Win rate: 5 of 6 against single-shot baseline
Score improvements (0-10 rubric):
- Novelty: +5.17
- Breadth: +4.17
- Trap detection: +7.67
The trap detection improvement is the most interesting. Parallel frames surface failure modes that single-path reasoning misses. A speedrunner frame ignores security. A regulator frame ignores performance. The critic sees both and flags the tension.
When Parallel Exploration Fails
ADHD has clear failure modes:
1. Cost explosion
N branches = N LLM calls. If N=10 and each call is 4K tokens, you just spent 40K tokens on generation before the critic even runs.
2. Diminishing returns
After 4-6 frames, additional branches rarely add new information. You get redundant variations instead of structural diversity.
3. Critic collapse
If the critic LLM is weaker than the generator LLM, scoring becomes noise. The critic needs to be at least as capable as the generator.
4. Frame design burden
Good cognitive frames require domain knowledge.

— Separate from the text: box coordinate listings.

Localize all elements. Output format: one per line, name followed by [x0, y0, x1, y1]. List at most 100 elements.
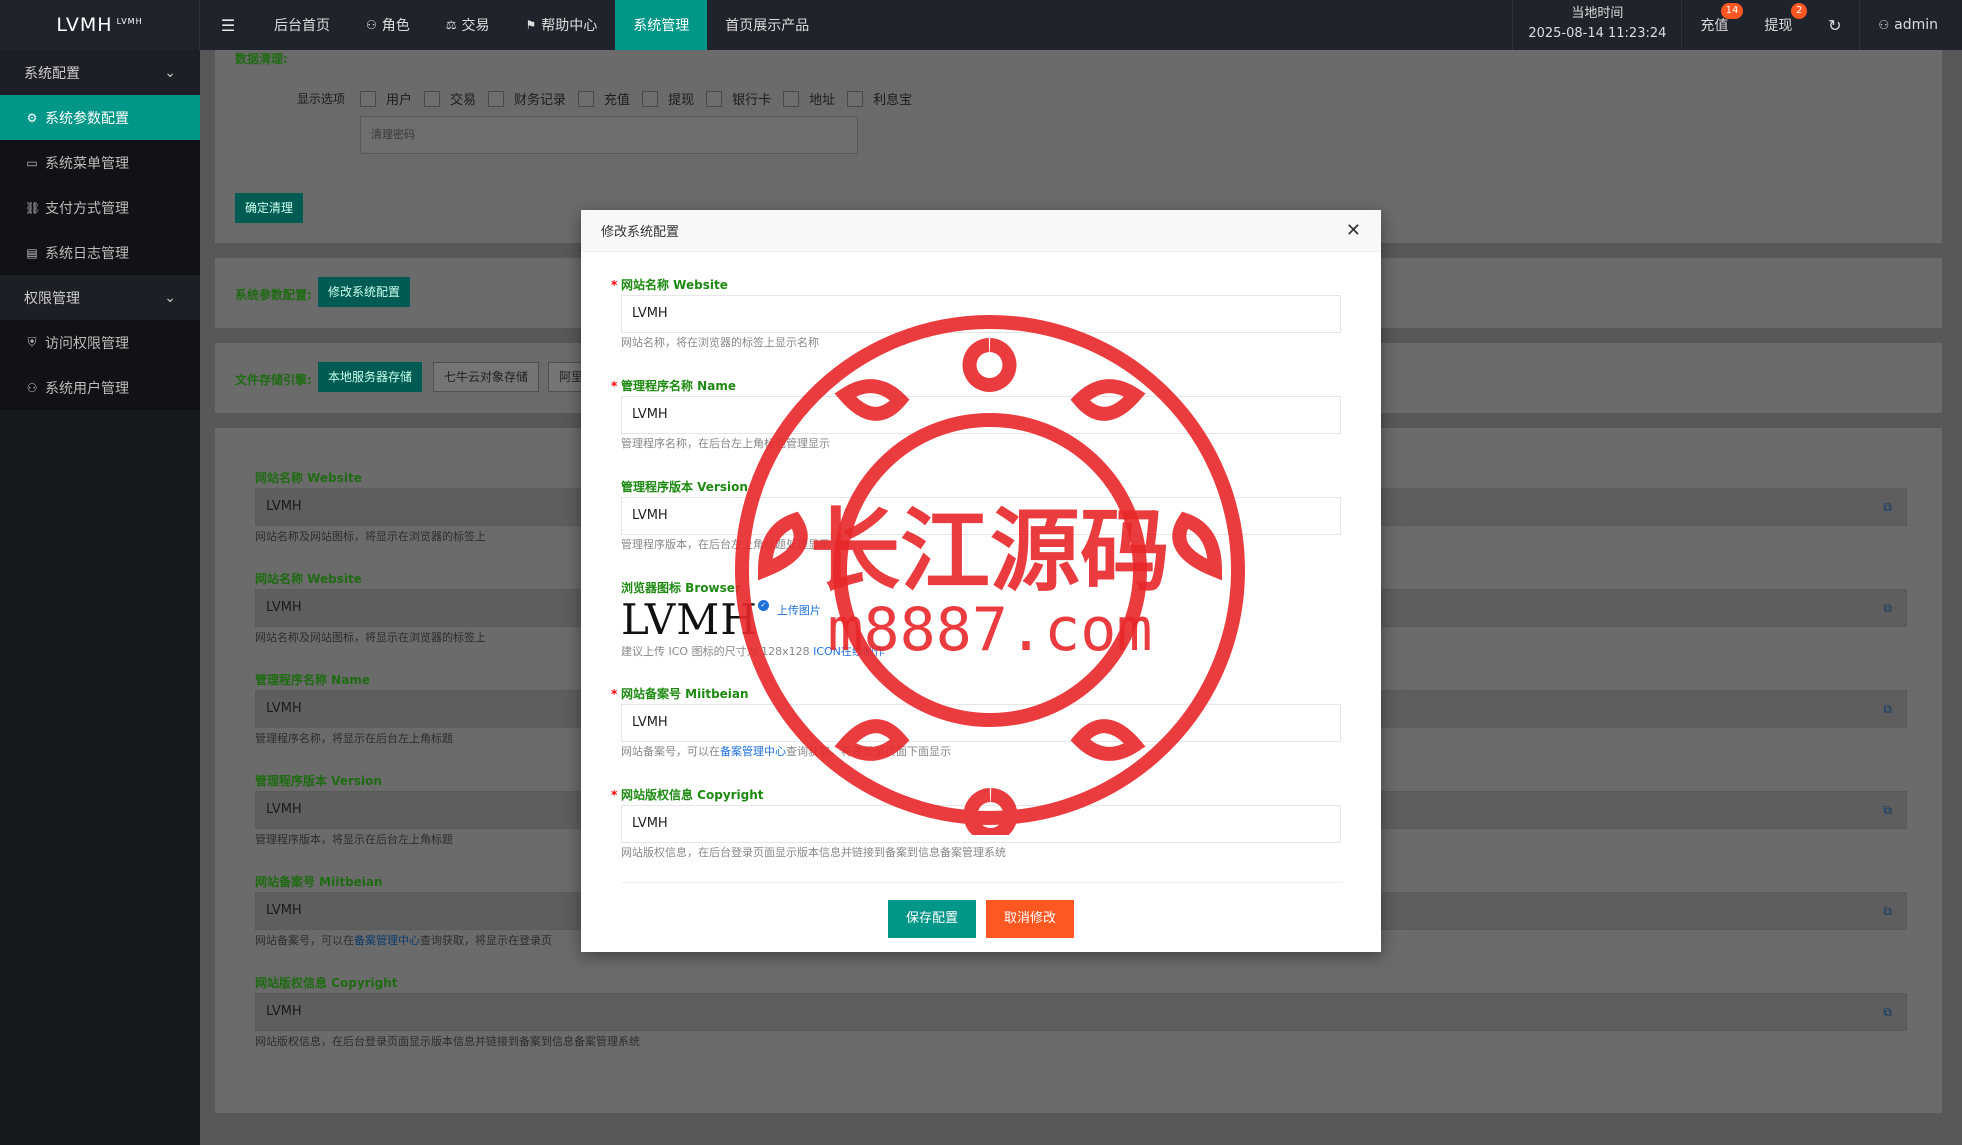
field-label: * 网站版权信息 Copyright	[611, 785, 1341, 805]
option-label: 地址	[809, 93, 836, 108]
form-copyright: 网站版权信息 Copyright LVMH ⧉ 网站版权信息，在后台登录页面显示版本信…	[255, 973, 1907, 1053]
copy-icon[interactable]: ⧉	[1883, 893, 1892, 929]
nav-help[interactable]: ⚑ 帮助中心	[508, 0, 616, 50]
beian-center-link[interactable]: 备案管理中心	[720, 745, 786, 758]
nav-dashboard[interactable]: 后台首页	[256, 0, 348, 50]
option-address[interactable]: 地址	[783, 89, 835, 108]
sidebar: 系统配置 ⌄ ⚙ 系统参数配置 ▭ 系统菜单管理 ⛓ 支付方式管理 ▤ 系统日志管理 权限…	[0, 50, 200, 1145]
menu-toggle-icon[interactable]: ☰	[200, 0, 256, 50]
save-config-button[interactable]: 保存配置	[887, 900, 976, 938]
sidebar-item-params[interactable]: ⚙ 系统参数配置	[0, 95, 200, 140]
dlg-version-input[interactable]: LVMH	[621, 497, 1341, 535]
top-bar: LVMH LVMH ☰ 后台首页 ⚇ 角色 ⚖ 交易 ⚑ 帮助中心 系统管理 首页展示产…	[0, 0, 1962, 50]
edit-config-button[interactable]: 修改系统配置	[318, 277, 411, 307]
option-finance[interactable]: 财务记录	[488, 89, 566, 108]
chevron-down-icon: ⌄	[164, 64, 176, 81]
field-label: * 网站名称 Website	[611, 275, 1341, 295]
storage-qiniu-button[interactable]: 七牛云对象存储	[433, 362, 540, 392]
field-hint: 建议上传 ICO 图标的尺寸为 128x128 ICON在线制作	[621, 642, 885, 662]
option-label: 提现	[668, 93, 695, 108]
label-text: 网站备案号 Miitbeian	[621, 687, 749, 701]
required-mark: *	[611, 687, 618, 701]
field-hint: 管理程序版本，在后台左上角标题处理显示	[621, 538, 830, 551]
checkbox[interactable]	[424, 90, 441, 107]
dlg-website-input[interactable]: LVMH	[621, 295, 1341, 333]
sidebar-group-permission[interactable]: 权限管理 ⌄	[0, 275, 200, 320]
option-bankcard[interactable]: 银行卡	[706, 89, 771, 108]
cancel-edit-button[interactable]: 取消修改	[986, 900, 1075, 938]
field-hint: 管理程序名称，在后台左上角标题管理显示	[621, 437, 830, 450]
dialog-actions: 保存配置 取消修改	[581, 900, 1381, 938]
local-time: 当地时间 2025-08-14 11:23:24	[1512, 0, 1683, 50]
sidebar-item-access[interactable]: ⛨ 访问权限管理	[0, 320, 200, 365]
dlg-miit-input[interactable]: LVMH	[621, 704, 1341, 742]
user-icon: ⚇	[1878, 18, 1890, 32]
field-hint: 网站版权信息，在后台登录页面显示版本信息并链接到备案到信息备案管理系统	[255, 1035, 640, 1048]
nav-label: 系统管理	[633, 18, 690, 34]
recharge-badge: 14	[1720, 3, 1744, 19]
option-users[interactable]: 用户	[360, 89, 412, 108]
upload-image-link[interactable]: 上传图片	[777, 602, 821, 618]
sidebar-item-logs[interactable]: ▤ 系统日志管理	[0, 230, 200, 275]
time-value: 2025-08-14 11:23:24	[1528, 26, 1667, 41]
copy-icon[interactable]: ⧉	[1883, 691, 1892, 727]
nav-system[interactable]: 系统管理	[615, 0, 708, 50]
browser-logo-image[interactable]: LVMH	[621, 598, 758, 642]
app-logo[interactable]: LVMH LVMH	[0, 0, 200, 50]
display-options-label: 显示选项	[297, 92, 346, 106]
field-label: 管理程序版本 Version	[621, 480, 748, 494]
label-text: 管理程序名称 Name	[621, 379, 736, 393]
option-trades[interactable]: 交易	[424, 89, 476, 108]
option-withdraw[interactable]: 提现	[642, 89, 694, 108]
confirm-cleanup-button[interactable]: 确定清理	[235, 193, 304, 223]
sidebar-item-menu[interactable]: ▭ 系统菜单管理	[0, 140, 200, 185]
checkbox[interactable]	[847, 90, 864, 107]
beian-link[interactable]: 备案管理中心	[354, 934, 420, 947]
cleanup-title: 数据清理:	[235, 52, 288, 66]
divider	[621, 882, 1341, 883]
copyright-input[interactable]: LVMH ⧉	[255, 993, 1907, 1031]
checkbox[interactable]	[360, 90, 376, 107]
checkbox[interactable]	[783, 90, 800, 107]
recharge-button[interactable]: 充值 14	[1682, 0, 1746, 50]
hint-text: 查询获取，将在登录页面下面显示	[786, 745, 951, 758]
option-recharge[interactable]: 充值	[578, 89, 630, 108]
label-text: 网站版权信息 Copyright	[621, 788, 764, 802]
sidebar-item-payment[interactable]: ⛓ 支付方式管理	[0, 185, 200, 230]
dlg-copyright-input[interactable]: LVMH	[621, 805, 1341, 843]
user-icon: ⚇	[26, 380, 38, 395]
copy-icon[interactable]: ⧉	[1883, 489, 1892, 525]
browser-icon-row: LVMH ✓ 上传图片	[621, 598, 885, 642]
checkbox[interactable]	[642, 90, 659, 107]
sidebar-group-system[interactable]: 系统配置 ⌄	[0, 50, 200, 95]
copy-icon[interactable]: ⧉	[1883, 994, 1892, 1030]
checkbox[interactable]	[578, 90, 595, 107]
storage-local-button[interactable]: 本地服务器存储	[318, 362, 423, 392]
window-icon: ▭	[26, 155, 38, 170]
sidebar-item-users[interactable]: ⚇ 系统用户管理	[0, 365, 200, 410]
required-mark: *	[611, 379, 618, 393]
dlg-name-input[interactable]: LVMH	[621, 396, 1341, 434]
scale-icon: ⚖	[445, 18, 457, 32]
checkbox[interactable]	[706, 90, 723, 107]
dialog-header: 修改系统配置 ✕	[581, 210, 1381, 252]
refresh-icon[interactable]: ↻	[1810, 0, 1861, 50]
withdraw-badge: 2	[1790, 3, 1808, 19]
user-menu[interactable]: ⚇ admin	[1860, 17, 1962, 33]
withdraw-button[interactable]: 提现 2	[1746, 0, 1810, 50]
field-label: 网站版权信息 Copyright	[255, 976, 398, 990]
icon-maker-link[interactable]: ICON在线制作	[813, 645, 885, 658]
nav-roles[interactable]: ⚇ 角色	[348, 0, 428, 50]
option-label: 利息宝	[873, 93, 913, 108]
dlg-website: * 网站名称 Website LVMH 网站名称，将在浏览器的标签上显示名称	[611, 275, 1341, 353]
option-interest[interactable]: 利息宝	[847, 89, 912, 108]
copy-icon[interactable]: ⧉	[1883, 590, 1892, 626]
copy-icon[interactable]: ⧉	[1883, 792, 1892, 828]
checkbox[interactable]	[488, 90, 505, 107]
close-icon[interactable]: ✕	[1346, 220, 1361, 241]
hint-text: 建议上传 ICO 图标的尺寸为 128x128	[621, 645, 810, 658]
nav-trade[interactable]: ⚖ 交易	[428, 0, 508, 50]
nav-products[interactable]: 首页展示产品	[707, 0, 827, 50]
user-icon: ⚇	[366, 18, 377, 32]
cleanup-password-input[interactable]: 清理密码	[360, 116, 858, 154]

Generic frames (optimistic, pessimistic, creative) produce generic diversity.
Deployment Shape
ADHD fits two deployment patterns:
Pattern 1: Batch ideation
- User submits open-ended task
- System runs full ADHD pipeline (5-10 minutes)

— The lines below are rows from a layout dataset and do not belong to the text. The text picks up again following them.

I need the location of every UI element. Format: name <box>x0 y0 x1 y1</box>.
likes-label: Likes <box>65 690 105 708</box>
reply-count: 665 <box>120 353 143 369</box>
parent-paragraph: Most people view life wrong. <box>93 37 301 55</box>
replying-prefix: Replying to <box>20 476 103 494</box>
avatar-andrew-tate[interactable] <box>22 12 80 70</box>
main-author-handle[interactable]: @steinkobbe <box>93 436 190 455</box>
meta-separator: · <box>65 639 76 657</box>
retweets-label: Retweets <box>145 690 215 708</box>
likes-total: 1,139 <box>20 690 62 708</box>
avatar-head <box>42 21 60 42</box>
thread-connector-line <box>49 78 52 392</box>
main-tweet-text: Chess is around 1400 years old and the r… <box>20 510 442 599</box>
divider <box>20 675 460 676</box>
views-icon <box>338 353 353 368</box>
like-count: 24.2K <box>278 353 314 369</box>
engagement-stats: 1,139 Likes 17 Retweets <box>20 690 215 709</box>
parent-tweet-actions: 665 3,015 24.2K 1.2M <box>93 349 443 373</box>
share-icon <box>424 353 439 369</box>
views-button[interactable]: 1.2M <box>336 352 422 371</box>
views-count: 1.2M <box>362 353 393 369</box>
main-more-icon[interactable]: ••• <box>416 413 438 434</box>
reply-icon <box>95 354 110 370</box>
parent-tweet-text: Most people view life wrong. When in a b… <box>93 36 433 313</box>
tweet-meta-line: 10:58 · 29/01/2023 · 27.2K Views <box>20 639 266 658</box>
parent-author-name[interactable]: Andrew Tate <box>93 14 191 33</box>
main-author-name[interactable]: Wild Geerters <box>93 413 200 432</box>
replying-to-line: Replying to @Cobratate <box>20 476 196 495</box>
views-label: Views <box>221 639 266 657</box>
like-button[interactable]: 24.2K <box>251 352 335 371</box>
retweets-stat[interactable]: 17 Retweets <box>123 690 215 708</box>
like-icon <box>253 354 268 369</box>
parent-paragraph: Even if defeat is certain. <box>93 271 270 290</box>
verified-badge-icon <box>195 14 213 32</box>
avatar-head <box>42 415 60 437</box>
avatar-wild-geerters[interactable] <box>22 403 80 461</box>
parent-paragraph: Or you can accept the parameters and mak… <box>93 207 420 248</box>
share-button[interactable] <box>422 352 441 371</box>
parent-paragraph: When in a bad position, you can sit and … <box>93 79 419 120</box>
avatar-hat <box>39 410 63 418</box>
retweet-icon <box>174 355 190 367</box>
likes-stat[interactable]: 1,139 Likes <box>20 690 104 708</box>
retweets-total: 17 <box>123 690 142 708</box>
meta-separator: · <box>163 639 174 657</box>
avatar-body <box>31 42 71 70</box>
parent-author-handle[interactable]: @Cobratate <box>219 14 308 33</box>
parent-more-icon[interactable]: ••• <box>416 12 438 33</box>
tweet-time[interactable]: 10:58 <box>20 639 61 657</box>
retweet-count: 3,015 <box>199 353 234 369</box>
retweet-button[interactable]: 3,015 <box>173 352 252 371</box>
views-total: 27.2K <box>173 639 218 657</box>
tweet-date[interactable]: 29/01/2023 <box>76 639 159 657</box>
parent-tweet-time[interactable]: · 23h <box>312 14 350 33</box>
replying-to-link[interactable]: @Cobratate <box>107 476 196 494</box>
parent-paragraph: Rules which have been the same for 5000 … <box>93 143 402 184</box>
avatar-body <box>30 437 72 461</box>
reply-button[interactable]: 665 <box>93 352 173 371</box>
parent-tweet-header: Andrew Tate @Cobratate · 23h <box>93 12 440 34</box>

- Returns top-K deepened solutions
- User picks one or requests another round
Pattern 2: Interactive refinement
- User submits task
- System runs divergent phase only (2-3 minutes)
- User picks interesting frames
- System deepens selected frames on demand
Pattern 2 keeps the human in the loop and avoids wasting tokens on branches the user will ignore.
Observability Needs
You need visibility into four things:
- Branch completion times: Identify slow frames
- Critic score distributions: Detect if all branches score similarly (frame design problem)
- Cluster sizes: See if multiple branches converge on same idea
- Deepening deltas: Measure how much the deepening phase adds
Standard LLM observability (token counts, latencies, error rates) is table stakes. The ADHD-specific metrics are about diversity and convergence.
Technical Verdict
Use ADHD when:
- The task is open-ended with no single correct answer
- Premature convergence is more costly than extra LLM calls
- You need structural diversity, not just surface variation
- You can tolerate 5-10x token cost versus single-shot
- You have domain knowledge to design good cognitive frames
Avoid ADHD when:
- The task has a deterministic correct answer
- You need real-time response (< 1 second)
- Token budget is tight
- You lack domain expertise to design frames
- Single-shot output is already good enough
ADHD is not a general-purpose agent architecture. It is a specialized tool for creative, interdisciplinary, and design-shaped tasks where the failure mode is not wrong but obvious.